To start the copy, we first need to connect to blob storage and get a container client:

var blobServiceClient = new BlobServiceClient(connectionString);
var containerName = "uploads";
var containerClient = blobServiceClient.GetBlobContainerClient(containerName);

And then we'll get a block blob client for our upload, specifying the blob name. I'll also open the file that we're going to upload.

var uploadBlobClient = containerClient.GetBlockBlobClient("chunked-upload.mp4");
await uploadBlobClient.DeleteIfExistsAsync();
using var file = File.OpenRead(fileName);

And now it's just a case of connecting the producer to the consumer by means of a BufferBlock with a bounded capacity (as I explained in my article about the producer consumer pattern with TPL Dataflow). And a linked ActionBlock with parallelism configured that stages each block. I've set maxParallelConsume to 8 by default, but you can try different values to see what speed increase you can get.

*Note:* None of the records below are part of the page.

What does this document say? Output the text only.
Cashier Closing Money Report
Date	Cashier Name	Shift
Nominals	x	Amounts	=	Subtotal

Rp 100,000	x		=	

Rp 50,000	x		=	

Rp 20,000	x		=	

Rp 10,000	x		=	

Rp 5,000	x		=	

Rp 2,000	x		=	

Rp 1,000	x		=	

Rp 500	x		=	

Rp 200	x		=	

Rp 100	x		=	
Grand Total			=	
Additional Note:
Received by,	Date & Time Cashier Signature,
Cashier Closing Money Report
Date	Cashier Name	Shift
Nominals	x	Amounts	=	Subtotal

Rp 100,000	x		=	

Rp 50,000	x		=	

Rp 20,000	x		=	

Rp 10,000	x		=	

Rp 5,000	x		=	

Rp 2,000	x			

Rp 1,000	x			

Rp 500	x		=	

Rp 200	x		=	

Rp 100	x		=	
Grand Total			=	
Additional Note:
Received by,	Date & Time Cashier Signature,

var buffer = new BufferBlock<Block>(new DataflowBlockOptions() 
                { BoundedCapacity = maxParallelConsume });

var consumerBlock = new ActionBlock<Block>(
    block => StageBlock(block,uploadBlobClient),
    new ExecutionDataflowBlockOptions 
                { BoundedCapacity = maxParallelConsume,
                   MaxDegreeOfParallelism = maxParallelConsume });

buffer.LinkTo(consumerBlock, new DataflowLinkOptions() 
                { PropagateCompletion = true });

And then we just need to start producing blocks, and wait for the consumers to complete.

var producerTask = Produce(buffer,file);
await consumerBlock.Completion;

Finally, we need to commit the block list, which we can get to as it's the result of the producer task. When we commit a block we can set up various metadata such as tags, and metadata, but here I'm simply committing the block list.

var blockIds = producerTask.Result;
var opts = new CommitBlockListOptions()
    // could set tags, metadata, mime type etc here

var info = await uploadBlobClient.CommitBlockListAsync(blockIds, opts);

It is possible commit block lists multiple times, to gradually build up a blob by appending blocks one at a time, but I prefer for a file I'm uploading to only exist as a blob once it is uploaded in its entirety. That means you never have to be concerned about the possibility of a half-uploaded file being visible in blob storage.

Test by hashing

Of course, fast upload is no good if we corrupt the file on the way up, so let's test by hashing. Here's a simple function that can calculate a hash for a stream.

string HashFile(HashAlgorithm hasher, Stream stream)
    var buffer = new byte[4*1024*1024];
    while (true)
        int read = stream.Read(buffer, 0, buffer.Length);
        if (read == 0) break;
        hasher.TransformBlock(buffer, 0, read, null, 0);

    hasher.TransformFinalBlock(new byte[0], 0, 0);
    var hash = hasher.Hash;
    return BitConverter.ToString(hash).Replace("-", "");

We could then calculate the hash of the file we're uploading...

using var file = File.OpenRead(fileName);
var expectedHash = HashStream(SHA512.Create(), file);

And then use our blob client to re-download the file we just uploaded and calculate the hash to be compared with the expected value.

using var readStream = uploadBlobClient.OpenRead();
var uploadedHash = HashStream(SHA512.Create(),readStream);


With this code I was able to achieve upload speeds on a par with AzCopy in C# which (depending on the file size and available upload bandwidth) were up to 10 times faster than simply uploading a file one chunk at a time. You can try out the LINQPad script I used for this demo here.

Finally, an important note. You won't normally need to do this with the Azure SDK, as the UploadAsync method on the BlobClient already lets you specify a maximum degree of concurrency. I blogged about how to do this here. The reason I went through this exercise is that I sometimes need to deal with chunked files being uploaded via an external API, and so the staging block approach is ideal to use. (And it was also fun to find a problem that was a good fit for the producer consumer TPL dataflow).